Dinner bubbled cheerfully on the stove and soon enough, Risa was in a happier place. She always enjoyed dinner-table conversations with her mother and catching up on news about all their relatives who stayed outside Shillong. Her eyes lit up as she watched her mother place a generous portion of fried pork and bamboo shoot on top of a plate of rice. Risa loved pork! There was no meat in the world that was tastier. She had even contemplated having a little chat with the neighbors on eating pork more often. She thought it might make them a happier lot and subsequently less inclined to black magic.
“A’ai, when’s Ambi coming to Shillong?”, asked Risa between mouthfuls of food. Ambi lived 300 kilometres away in Garo Hills. Risa had never been there but she was very keen to visit. She had heard stories of its beauty: gushing waterfalls, churning blue-green rivers that ran along dense forests while people crossed those rivers on narrow, yet sturdy hanging bridges made of bamboo. “She should be here next month, my dear”, replied her mother as she tidied up the table slightly. “Has she seen any wild elephants make a crossing yet??”, burst out Risa. “I don’t think so. Elephants are the least of her worries” said her mother as she headed back to the kitchen. Risa nodded in agreement and proceeded to lick her plate and spoon clean.
Risa was soon sprawled on the sofa like a contented cat. Her gaze fell on the window and she watched the branches outside tap gently against the glass whenever the winds lifted them. She wondered what her uncles, and aunts were up to. Did they just have dinner too? Were they preparing to sleep? She then began to think of what her ancestors’ spirits were up to. Was there a wedding they had to attend? Would one of them get bored and try to wake up an unsuspecting relative? Her family was a crazy bunch. Juggling the eccentricities of the ones around as well as those who had passed on was a task sometimes.

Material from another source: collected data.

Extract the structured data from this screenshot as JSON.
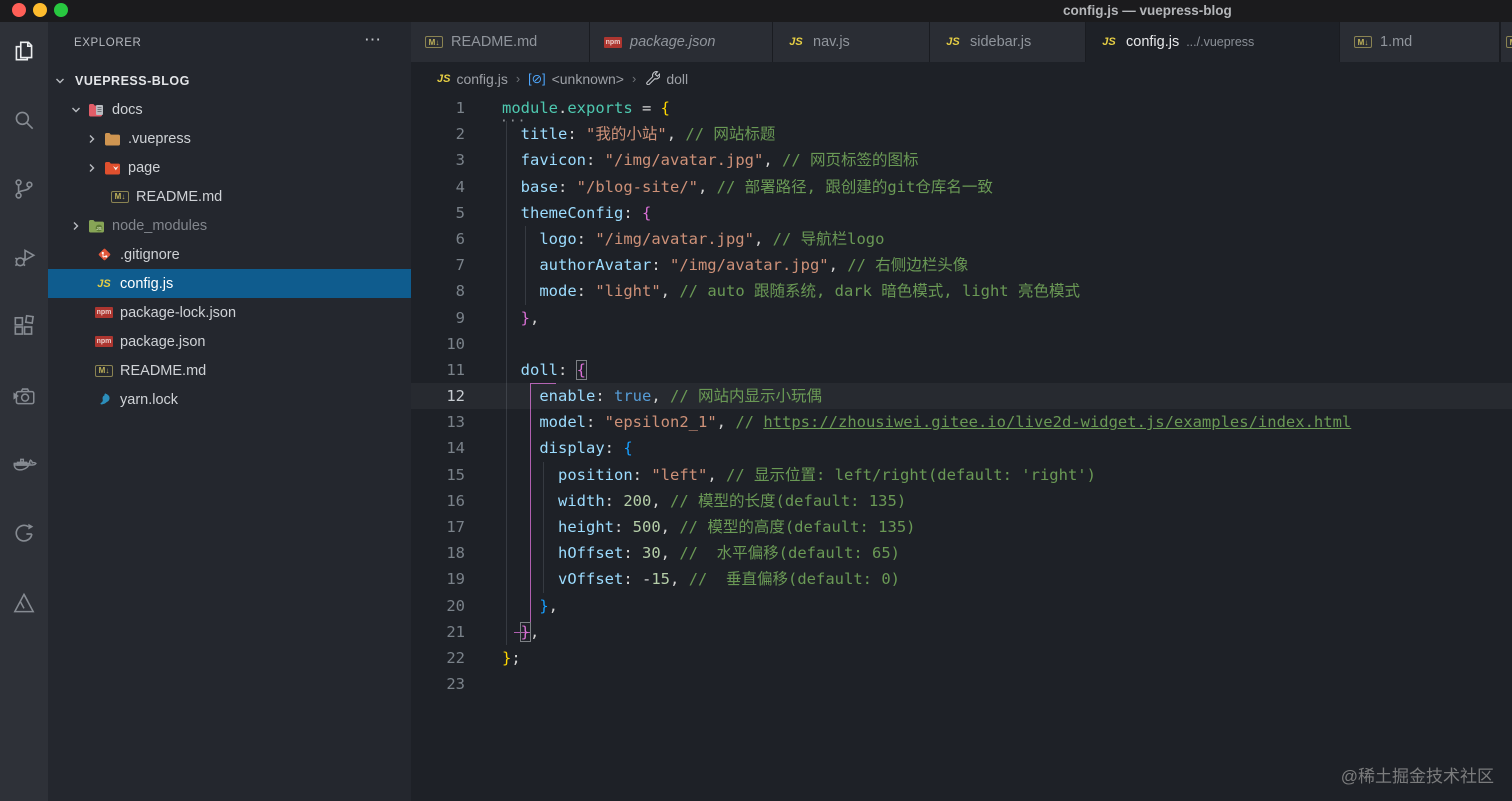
{
  "window": {
    "title": "config.js — vuepress-blog"
  },
  "activity_bar": {
    "items": [
      {
        "name": "explorer",
        "icon": "files-icon",
        "active": true
      },
      {
        "name": "search",
        "icon": "search-icon"
      },
      {
        "name": "source-control",
        "icon": "source-control-icon"
      },
      {
        "name": "run-debug",
        "icon": "debug-icon"
      },
      {
        "name": "extensions",
        "icon": "extensions-icon"
      },
      {
        "name": "codesnap",
        "icon": "camera-icon"
      },
      {
        "name": "docker",
        "icon": "docker-icon"
      },
      {
        "name": "gitlens",
        "icon": "gitlens-icon"
      },
      {
        "name": "tour",
        "icon": "mountain-icon"
      }
    ]
  },
  "sidebar": {
    "header": "EXPLORER",
    "more_icon": "⋯",
    "root": {
      "label": "VUEPRESS-BLOG",
      "expanded": true
    },
    "items": [
      {
        "label": "docs",
        "icon": "docs-folder-icon",
        "expanded": true
      },
      {
        "label": ".vuepress",
        "icon": "folder-icon"
      },
      {
        "label": "page",
        "icon": "page-folder-icon"
      },
      {
        "label": "README.md",
        "icon": "markdown-icon"
      },
      {
        "label": "node_modules",
        "icon": "node-modules-folder-icon",
        "dim": true
      },
      {
        "label": ".gitignore",
        "icon": "git-icon"
      },
      {
        "label": "config.js",
        "icon": "js-icon",
        "selected": true
      },
      {
        "label": "package-lock.json",
        "icon": "npm-icon"
      },
      {
        "label": "package.json",
        "icon": "npm-icon"
      },
      {
        "label": "README.md",
        "icon": "markdown-icon"
      },
      {
        "label": "yarn.lock",
        "icon": "yarn-icon"
      }
    ]
  },
  "tabs": [
    {
      "label": "README.md",
      "icon": "markdown-icon"
    },
    {
      "label": "package.json",
      "icon": "npm-icon",
      "italic": true
    },
    {
      "label": "nav.js",
      "icon": "js-icon"
    },
    {
      "label": "sidebar.js",
      "icon": "js-icon"
    },
    {
      "label": "config.js",
      "detail": ".../.vuepress",
      "icon": "js-icon",
      "active": true
    },
    {
      "label": "1.md",
      "icon": "markdown-icon"
    }
  ],
  "breadcrumb": {
    "items": [
      {
        "label": "config.js",
        "icon": "js-icon"
      },
      {
        "label": "<unknown>",
        "icon": "symbol-icon"
      },
      {
        "label": "doll",
        "icon": "wrench-icon"
      }
    ]
  },
  "editor": {
    "lines": [
      {
        "num": 1,
        "segments": [
          {
            "t": "module",
            "c": "t"
          },
          {
            "t": ".",
            "c": "p"
          },
          {
            "t": "exports",
            "c": "t"
          },
          {
            "t": " = ",
            "c": "p"
          },
          {
            "t": "{",
            "c": "b1"
          }
        ]
      },
      {
        "num": 2,
        "segments": [
          {
            "t": "  ",
            "c": "p"
          },
          {
            "t": "title",
            "c": "k"
          },
          {
            "t": ": ",
            "c": "p"
          },
          {
            "t": "\"我的小站\"",
            "c": "s"
          },
          {
            "t": ", ",
            "c": "p"
          },
          {
            "t": "// 网站标题",
            "c": "c"
          }
        ]
      },
      {
        "num": 3,
        "segments": [
          {
            "t": "  ",
            "c": "p"
          },
          {
            "t": "favicon",
            "c": "k"
          },
          {
            "t": ": ",
            "c": "p"
          },
          {
            "t": "\"/img/avatar.jpg\"",
            "c": "s"
          },
          {
            "t": ", ",
            "c": "p"
          },
          {
            "t": "// 网页标签的图标",
            "c": "c"
          }
        ]
      },
      {
        "num": 4,
        "segments": [
          {
            "t": "  ",
            "c": "p"
          },
          {
            "t": "base",
            "c": "k"
          },
          {
            "t": ": ",
            "c": "p"
          },
          {
            "t": "\"/blog-site/\"",
            "c": "s"
          },
          {
            "t": ", ",
            "c": "p"
          },
          {
            "t": "// 部署路径, 跟创建的git仓库名一致",
            "c": "c"
          }
        ]
      },
      {
        "num": 5,
        "segments": [
          {
            "t": "  ",
            "c": "p"
          },
          {
            "t": "themeConfig",
            "c": "k"
          },
          {
            "t": ": ",
            "c": "p"
          },
          {
            "t": "{",
            "c": "b2"
          }
        ]
      },
      {
        "num": 6,
        "segments": [
          {
            "t": "    ",
            "c": "p"
          },
          {
            "t": "logo",
            "c": "k"
          },
          {
            "t": ": ",
            "c": "p"
          },
          {
            "t": "\"/img/avatar.jpg\"",
            "c": "s"
          },
          {
            "t": ", ",
            "c": "p"
          },
          {
            "t": "// 导航栏logo",
            "c": "c"
          }
        ]
      },
      {
        "num": 7,
        "segments": [
          {
            "t": "    ",
            "c": "p"
          },
          {
            "t": "authorAvatar",
            "c": "k"
          },
          {
            "t": ": ",
            "c": "p"
          },
          {
            "t": "\"/img/avatar.jpg\"",
            "c": "s"
          },
          {
            "t": ", ",
            "c": "p"
          },
          {
            "t": "// 右侧边栏头像",
            "c": "c"
          }
        ]
      },
      {
        "num": 8,
        "segments": [
          {
            "t": "    ",
            "c": "p"
          },
          {
            "t": "mode",
            "c": "k"
          },
          {
            "t": ": ",
            "c": "p"
          },
          {
            "t": "\"light\"",
            "c": "s"
          },
          {
            "t": ", ",
            "c": "p"
          },
          {
            "t": "// auto 跟随系统, dark 暗色模式, light 亮色模式",
            "c": "c"
          }
        ]
      },
      {
        "num": 9,
        "segments": [
          {
            "t": "  ",
            "c": "p"
          },
          {
            "t": "}",
            "c": "b2"
          },
          {
            "t": ",",
            "c": "p"
          }
        ]
      },
      {
        "num": 10,
        "segments": []
      },
      {
        "num": 11,
        "segments": [
          {
            "t": "  ",
            "c": "p"
          },
          {
            "t": "doll",
            "c": "k"
          },
          {
            "t": ": ",
            "c": "p"
          },
          {
            "t": "{",
            "c": "b2",
            "box": true
          }
        ]
      },
      {
        "num": 12,
        "current": true,
        "segments": [
          {
            "t": "    ",
            "c": "p"
          },
          {
            "t": "enable",
            "c": "k"
          },
          {
            "t": ": ",
            "c": "p"
          },
          {
            "t": "true",
            "c": "kw"
          },
          {
            "t": ", ",
            "c": "p"
          },
          {
            "t": "// 网站内显示小玩偶",
            "c": "c"
          }
        ]
      },
      {
        "num": 13,
        "segments": [
          {
            "t": "    ",
            "c": "p"
          },
          {
            "t": "model",
            "c": "k"
          },
          {
            "t": ": ",
            "c": "p"
          },
          {
            "t": "\"epsilon2_1\"",
            "c": "s"
          },
          {
            "t": ", ",
            "c": "p"
          },
          {
            "t": "// ",
            "c": "c"
          },
          {
            "t": "https://zhousiwei.gitee.io/live2d-widget.js/examples/index.html",
            "c": "c",
            "u": true
          }
        ]
      },
      {
        "num": 14,
        "segments": [
          {
            "t": "    ",
            "c": "p"
          },
          {
            "t": "display",
            "c": "k"
          },
          {
            "t": ": ",
            "c": "p"
          },
          {
            "t": "{",
            "c": "b3"
          }
        ]
      },
      {
        "num": 15,
        "segments": [
          {
            "t": "      ",
            "c": "p"
          },
          {
            "t": "position",
            "c": "k"
          },
          {
            "t": ": ",
            "c": "p"
          },
          {
            "t": "\"left\"",
            "c": "s"
          },
          {
            "t": ", ",
            "c": "p"
          },
          {
            "t": "// 显示位置: left/right(default: 'right')",
            "c": "c"
          }
        ]
      },
      {
        "num": 16,
        "segments": [
          {
            "t": "      ",
            "c": "p"
          },
          {
            "t": "width",
            "c": "k"
          },
          {
            "t": ": ",
            "c": "p"
          },
          {
            "t": "200",
            "c": "n"
          },
          {
            "t": ", ",
            "c": "p"
          },
          {
            "t": "// 模型的长度(default: 135)",
            "c": "c"
          }
        ]
      },
      {
        "num": 17,
        "segments": [
          {
            "t": "      ",
            "c": "p"
          },
          {
            "t": "height",
            "c": "k"
          },
          {
            "t": ": ",
            "c": "p"
          },
          {
            "t": "500",
            "c": "n"
          },
          {
            "t": ", ",
            "c": "p"
          },
          {
            "t": "// 模型的高度(default: 135)",
            "c": "c"
          }
        ]
      },
      {
        "num": 18,
        "segments": [
          {
            "t": "      ",
            "c": "p"
          },
          {
            "t": "hOffset",
            "c": "k"
          },
          {
            "t": ": ",
            "c": "p"
          },
          {
            "t": "30",
            "c": "n"
          },
          {
            "t": ", ",
            "c": "p"
          },
          {
            "t": "//  水平偏移(default: 65)",
            "c": "c"
          }
        ]
      },
      {
        "num": 19,
        "segments": [
          {
            "t": "      ",
            "c": "p"
          },
          {
            "t": "vOffset",
            "c": "k"
          },
          {
            "t": ": ",
            "c": "p"
          },
          {
            "t": "-",
            "c": "p"
          },
          {
            "t": "15",
            "c": "n"
          },
          {
            "t": ", ",
            "c": "p"
          },
          {
            "t": "//  垂直偏移(default: 0)",
            "c": "c"
          }
        ]
      },
      {
        "num": 20,
        "segments": [
          {
            "t": "    ",
            "c": "p"
          },
          {
            "t": "}",
            "c": "b3"
          },
          {
            "t": ",",
            "c": "p"
          }
        ]
      },
      {
        "num": 21,
        "segments": [
          {
            "t": "  ",
            "c": "p"
          },
          {
            "t": "}",
            "c": "b2",
            "box": true
          },
          {
            "t": ",",
            "c": "p"
          }
        ]
      },
      {
        "num": 22,
        "segments": [
          {
            "t": "}",
            "c": "b1"
          },
          {
            "t": ";",
            "c": "p"
          }
        ]
      },
      {
        "num": 23,
        "segments": []
      }
    ]
  },
  "watermark": "@稀土掘金技术社区",
  "colors": {
    "selection_blue": "#0f5c8e",
    "editor_bg": "#1e2127",
    "sidebar_bg": "#24272e",
    "activitybar_bg": "#2e3138",
    "bracket_gold": "#ffd700",
    "bracket_orchid": "#da70d6",
    "bracket_blue": "#179fff",
    "string": "#ce9178",
    "comment": "#6a9955",
    "key": "#9cdcfe"
  }
}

Home both confused and enthralled her. She laughed silently at how the scores of smoke-spewing vehicles must be making life very difficult for the mysterious lady in white on the highway. How on earth did she keep her clothes clean? Do people even see her through diesel-infused smog or the bright flames of a candlelit church? Oddly, this phenomenon didn’t create confusion or chaos. The murmurs of a world largely unseen but mostly felt, heard, and discussed seemed to answer more questions than those it raised. There was a strange comfort in contradictions.

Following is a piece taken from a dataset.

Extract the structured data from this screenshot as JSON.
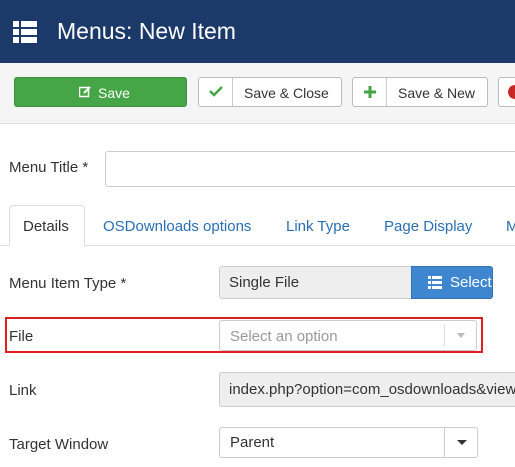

“You should sleep soon, Risa”, said her mother. “Try and get a little studying done when you wake up in the morning”. Risa smiled, kissed her mother good night, and headed for the best bed in the world! Tomorrow was another long day at school. Somebody needed to take down that bully Lauren once and for all. “And if I don’t succeed, I’m sure something will eventually”, she mused in glee and drifted off into the waiting arms of the night.